From Publishers Weekly
Clarridge, a New Hampshire-born dentist's son, joined the CIA in 1955 to fight Soviet and Chinese communism. His 33-year career-including stints as chief of the Latin American and European divisions, and head of the CIA's Counterterrorist Center, which he set up in 1986-ended with his forced retirement after the FBI and congressional committees investigated his role in what he dismissively calls "the Iran-contra nonsense." Indicted in 1991 on federal charges of lying to Congress and the Tower Commission, Clarridge received a presidential pardon from Bush a year later. In a brisk, businesslike memoir studded with disclosures about CIA covert actions and espionage around the world, Clarridge denies charges that he secretly anointed Oliver North as U.S. coordinator for contra funding and weapons supply. He also denies that he knew in advance a shipment of missiles to Iran was, in fact, weaponry rather than oil-drilling equipment, as North allegedly tricked him into believing. Clarridge reveals details of an almost-successful agency attempt to nab Palestinian terrorist Abul Abbas, who hijacked the cruise ship Achille Lauro in 1985, killing a wheelchair-bound Jewish passenger. The CIA veteran staunchly defends Reagan's contra war against Nicaragua's "totalitarian" Sandinistas, an operation he created and supervised. And he reports that, after Abu Nidal terrorists killed 19 people in the Rome and Vienna airports in 1985, CIA operatives penetrated the Libya- and Lebanon-based group, sowing paranoid distrust that led Nidal to murder 330 of his own hard-core disciples. Coauthor Diehl is a frequent contributor to Playboy and has collaborated on six book.
Copyright 1996 Reed Business Information, Inc.

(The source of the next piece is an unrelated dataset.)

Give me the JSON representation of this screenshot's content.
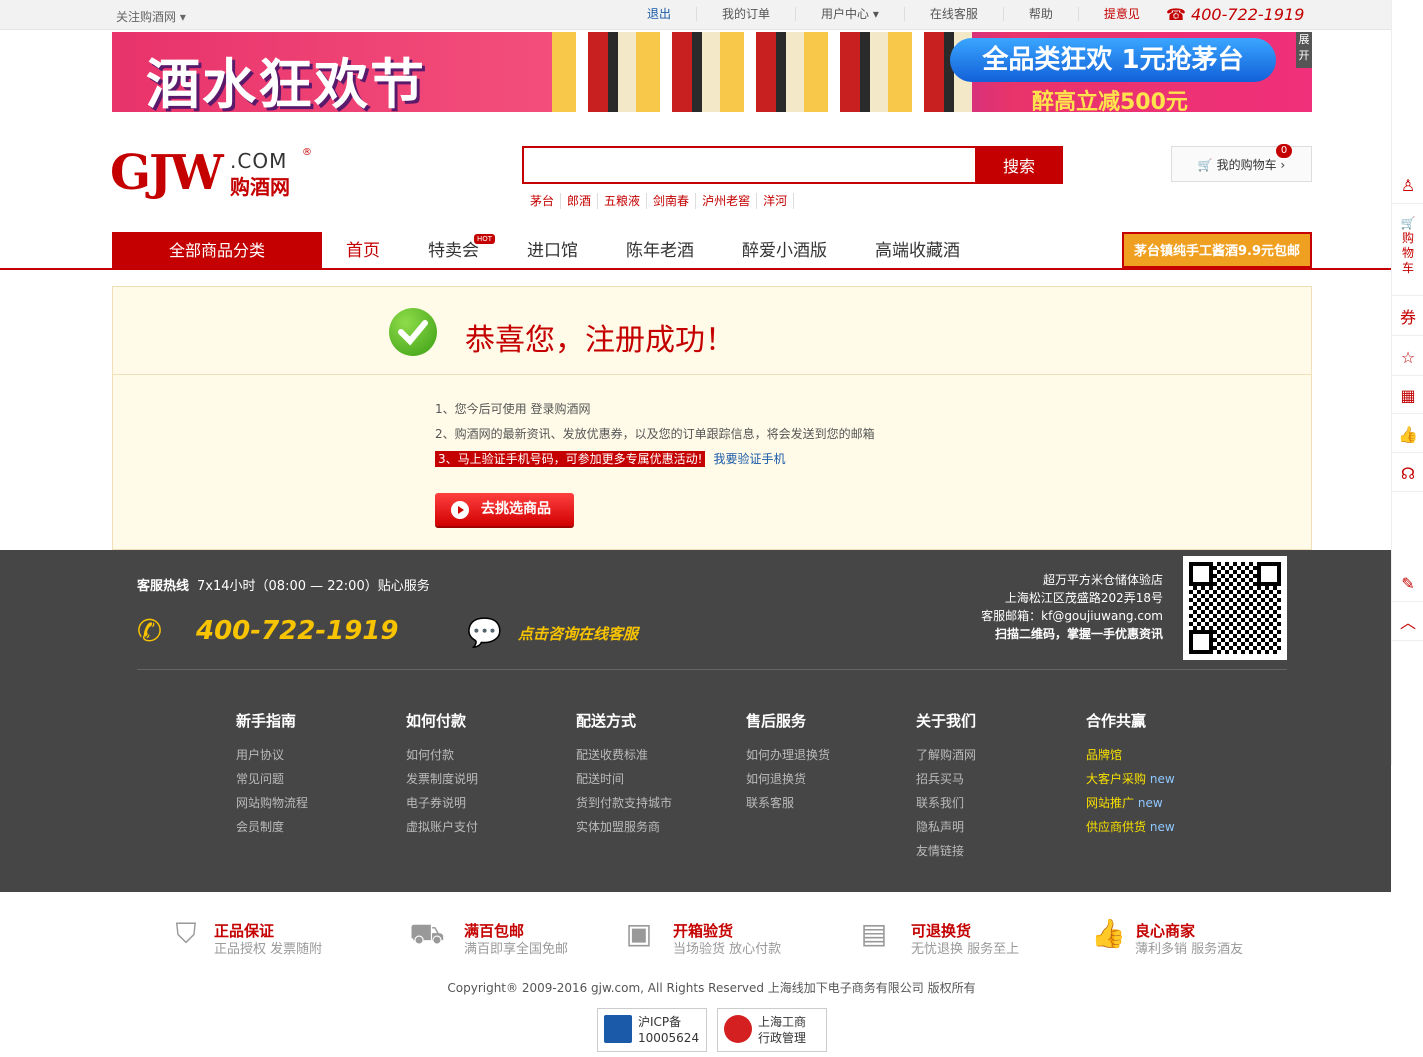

When Clarridge retired under the shadow of the Iran-Contra affair, he was one of the most senior clandestine operations people in the CIA. Behind him lay the career this book recounts. Beginning in the 1950s, when the CIA had just completed its transition from being the OSS, it continued through the height of the cold war to finally witness the collapse of Communism. Frank about his own limitations and failings and equally proud of his achievements, Clarridge, with writer Diehl's able help, generally offers a commendably unglamorous insider account of the spy's life. It is, of course, hard to judge whether he is totally truthful about his role in supporting the contras, but he is definitely persuasive in arguing against creating a situation in which clandestine operations are impossible, as he believes is now the case. Good reading for students of espionage, both serious and casual.